A new tax haven created by Ghana could attract tax dodgers and drug traders seeking to launder money unless safeguards are introduced, warns a report launched today in Accra.
The report, Taxation and Development in Ghana, co-funded by Christian Aid Ghana, says the potential detrimental effects of the International Financial Services Centre (IFSC) could be felt across the region. The centre has been set up with the help of Barclays bank.

‘The risk of illicit funds finding their way into the offshore financial centre is particularly acute given the extensive cocaine trade in the country and the massive flows from oil that are expected in the near future’, says the report.

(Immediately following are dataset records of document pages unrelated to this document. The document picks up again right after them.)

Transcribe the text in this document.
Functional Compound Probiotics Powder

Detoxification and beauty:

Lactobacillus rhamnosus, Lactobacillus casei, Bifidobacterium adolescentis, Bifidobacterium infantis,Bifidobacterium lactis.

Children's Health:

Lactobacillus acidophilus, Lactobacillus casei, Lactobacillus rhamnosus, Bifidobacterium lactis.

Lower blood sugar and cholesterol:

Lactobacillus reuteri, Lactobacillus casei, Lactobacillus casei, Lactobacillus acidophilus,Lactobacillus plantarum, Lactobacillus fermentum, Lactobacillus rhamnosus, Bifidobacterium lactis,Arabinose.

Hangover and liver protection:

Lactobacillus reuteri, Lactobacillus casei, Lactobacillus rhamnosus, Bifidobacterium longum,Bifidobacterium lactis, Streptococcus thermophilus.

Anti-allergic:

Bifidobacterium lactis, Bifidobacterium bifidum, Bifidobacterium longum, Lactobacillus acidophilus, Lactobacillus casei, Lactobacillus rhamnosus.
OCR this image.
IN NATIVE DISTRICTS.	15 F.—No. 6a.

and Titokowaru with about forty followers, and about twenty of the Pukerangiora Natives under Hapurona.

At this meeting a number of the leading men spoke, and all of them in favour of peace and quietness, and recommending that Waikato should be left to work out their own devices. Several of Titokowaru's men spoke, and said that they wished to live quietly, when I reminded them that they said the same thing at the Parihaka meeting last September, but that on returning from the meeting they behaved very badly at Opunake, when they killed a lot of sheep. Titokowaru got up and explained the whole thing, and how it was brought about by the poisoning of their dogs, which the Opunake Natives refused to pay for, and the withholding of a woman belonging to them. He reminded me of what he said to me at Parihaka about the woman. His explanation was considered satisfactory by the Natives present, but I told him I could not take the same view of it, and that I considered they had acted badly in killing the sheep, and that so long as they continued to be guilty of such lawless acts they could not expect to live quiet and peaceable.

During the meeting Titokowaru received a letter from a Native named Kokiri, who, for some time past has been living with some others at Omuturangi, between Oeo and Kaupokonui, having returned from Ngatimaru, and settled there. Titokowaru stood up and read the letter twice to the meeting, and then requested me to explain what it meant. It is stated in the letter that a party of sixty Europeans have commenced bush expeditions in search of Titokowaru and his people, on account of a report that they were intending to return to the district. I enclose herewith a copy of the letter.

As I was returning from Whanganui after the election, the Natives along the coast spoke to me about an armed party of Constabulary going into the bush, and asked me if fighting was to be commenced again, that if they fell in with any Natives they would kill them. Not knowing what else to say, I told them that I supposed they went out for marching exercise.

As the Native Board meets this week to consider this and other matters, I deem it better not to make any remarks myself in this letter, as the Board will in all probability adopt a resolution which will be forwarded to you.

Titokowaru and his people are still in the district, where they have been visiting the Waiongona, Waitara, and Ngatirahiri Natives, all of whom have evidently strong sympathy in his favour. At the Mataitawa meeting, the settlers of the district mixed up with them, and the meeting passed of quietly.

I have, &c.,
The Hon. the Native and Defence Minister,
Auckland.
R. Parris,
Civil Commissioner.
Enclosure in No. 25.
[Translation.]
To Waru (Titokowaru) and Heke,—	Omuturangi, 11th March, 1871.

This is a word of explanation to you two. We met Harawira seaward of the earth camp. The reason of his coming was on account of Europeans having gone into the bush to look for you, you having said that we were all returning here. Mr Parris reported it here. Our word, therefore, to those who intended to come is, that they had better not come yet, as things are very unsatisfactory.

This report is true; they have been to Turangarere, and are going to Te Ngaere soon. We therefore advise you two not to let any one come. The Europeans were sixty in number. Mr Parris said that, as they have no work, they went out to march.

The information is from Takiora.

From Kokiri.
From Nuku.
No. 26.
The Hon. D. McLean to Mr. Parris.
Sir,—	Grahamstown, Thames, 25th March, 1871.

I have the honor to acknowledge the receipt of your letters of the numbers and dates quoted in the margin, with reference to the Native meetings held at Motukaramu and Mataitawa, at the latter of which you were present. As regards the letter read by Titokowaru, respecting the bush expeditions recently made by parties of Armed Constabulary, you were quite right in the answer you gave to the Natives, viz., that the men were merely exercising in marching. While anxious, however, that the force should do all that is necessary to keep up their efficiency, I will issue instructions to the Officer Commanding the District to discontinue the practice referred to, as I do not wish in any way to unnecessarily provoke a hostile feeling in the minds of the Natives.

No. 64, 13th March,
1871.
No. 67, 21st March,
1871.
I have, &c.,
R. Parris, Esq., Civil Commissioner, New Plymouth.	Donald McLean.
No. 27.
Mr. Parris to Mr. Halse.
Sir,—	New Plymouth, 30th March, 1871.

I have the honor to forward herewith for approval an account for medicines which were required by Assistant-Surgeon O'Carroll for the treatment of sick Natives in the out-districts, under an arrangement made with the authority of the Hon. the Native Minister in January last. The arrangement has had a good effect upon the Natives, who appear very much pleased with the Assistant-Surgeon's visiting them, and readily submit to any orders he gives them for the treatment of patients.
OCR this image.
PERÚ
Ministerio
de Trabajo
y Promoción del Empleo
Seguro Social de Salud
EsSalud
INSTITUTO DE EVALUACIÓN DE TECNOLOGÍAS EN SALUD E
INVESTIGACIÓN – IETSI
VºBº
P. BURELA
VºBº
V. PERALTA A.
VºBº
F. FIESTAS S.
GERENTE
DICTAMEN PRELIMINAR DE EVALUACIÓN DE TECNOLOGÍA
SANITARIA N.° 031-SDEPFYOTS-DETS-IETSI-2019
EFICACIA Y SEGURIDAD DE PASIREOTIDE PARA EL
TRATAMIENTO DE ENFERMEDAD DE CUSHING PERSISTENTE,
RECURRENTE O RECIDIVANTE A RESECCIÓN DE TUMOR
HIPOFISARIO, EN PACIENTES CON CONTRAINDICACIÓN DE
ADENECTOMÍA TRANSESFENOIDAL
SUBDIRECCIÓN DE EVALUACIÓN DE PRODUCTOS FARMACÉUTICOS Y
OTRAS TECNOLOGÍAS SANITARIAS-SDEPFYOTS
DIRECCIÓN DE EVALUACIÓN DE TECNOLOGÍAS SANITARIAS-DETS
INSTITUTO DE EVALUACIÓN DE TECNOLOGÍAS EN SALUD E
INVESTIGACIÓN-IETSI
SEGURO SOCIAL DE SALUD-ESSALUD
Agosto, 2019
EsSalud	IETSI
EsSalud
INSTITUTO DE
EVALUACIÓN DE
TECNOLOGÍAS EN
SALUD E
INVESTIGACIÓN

Large oilfields were recently discovered off Ghana’s coast.

If the Ghanaian government is committed to the IFSC becoming fully operational, the report argues that it should first produce and disseminate credible, well-researched evidence about the potential benefits and risks for Ghana. In addition, officials working in the Central Bank, Registrar General and tax agencies should be extremely well versed in the relevant laws and should work closely together to minimise the risks.

Furthermore, the Government should introduce special methods to monitor inflows of funds from regional oil producing states, potentially in conjunction with the Extractive Industries Transparency Initiative, because such funds are of notoriously questionable origin.

The report goes on to warn that unless Ghana co-operates in the global fight against financial crime, it is at risk of being added to the tax haven blacklist set up recently by the Organisation for Co-Operation and Development.
Other sections of the report are devoted to Ghana’s sources of tax revenue and the need to increase them in order to reduce the country’s dependence on foreign aid.

The report estimates that Ghana currently loses around 50 per cent of the corporate tax revenues it is due each year (that is, it loses some  109 million /125 million Euros) to tax dodging by multinational companies. A major part of the problem, it says, is that most tax officials lack a thorough understanding of companies’ complex tax avoidance schemes.

Mining companies are highlighted as a particular problem, in that they impose major environmental costs but contribute very little to Ghana’s tax revenues, despite their large profits in recent years. For instance, the report states that between 2002 and 2006, mining firms as a group paid a maximum of 2 per cent of their turnover in corporation tax, and a minimum of 0.5 per cent.

The report blames the low contribution of mining on a combination of tax evasion by some firms and their expatriate employees and on the failure of tax officials to properly enforce existing law, some of which they say is too complex.

Another problem highlighted by the report is the failure of Ghana’s tax collection agencies publicly to disclose (and even, perhaps, to evaluate) the effects of the generous tax incentives the country offers foreign investors.
Asked recently about the haven’s potential for abuse, Barclays Bank said: ‘Barclays has been operating in Ghana for more than 90 years.

During this time, we have earned a reputation for partnering with Ghana’s government to extend access to banking services, build a culture of saving amongst the Ghanaian population and promote the development of the Ghanaian economy.

‘The creation of the IFSC is another landmark achievement in developing Ghana’s financial services sector and Barclays is proud to have been able to partner with the Ghanaian government in this initiative. We adhere to the highest and most stringent levels of international regulation, rules and industry guidance for the financial services sector.’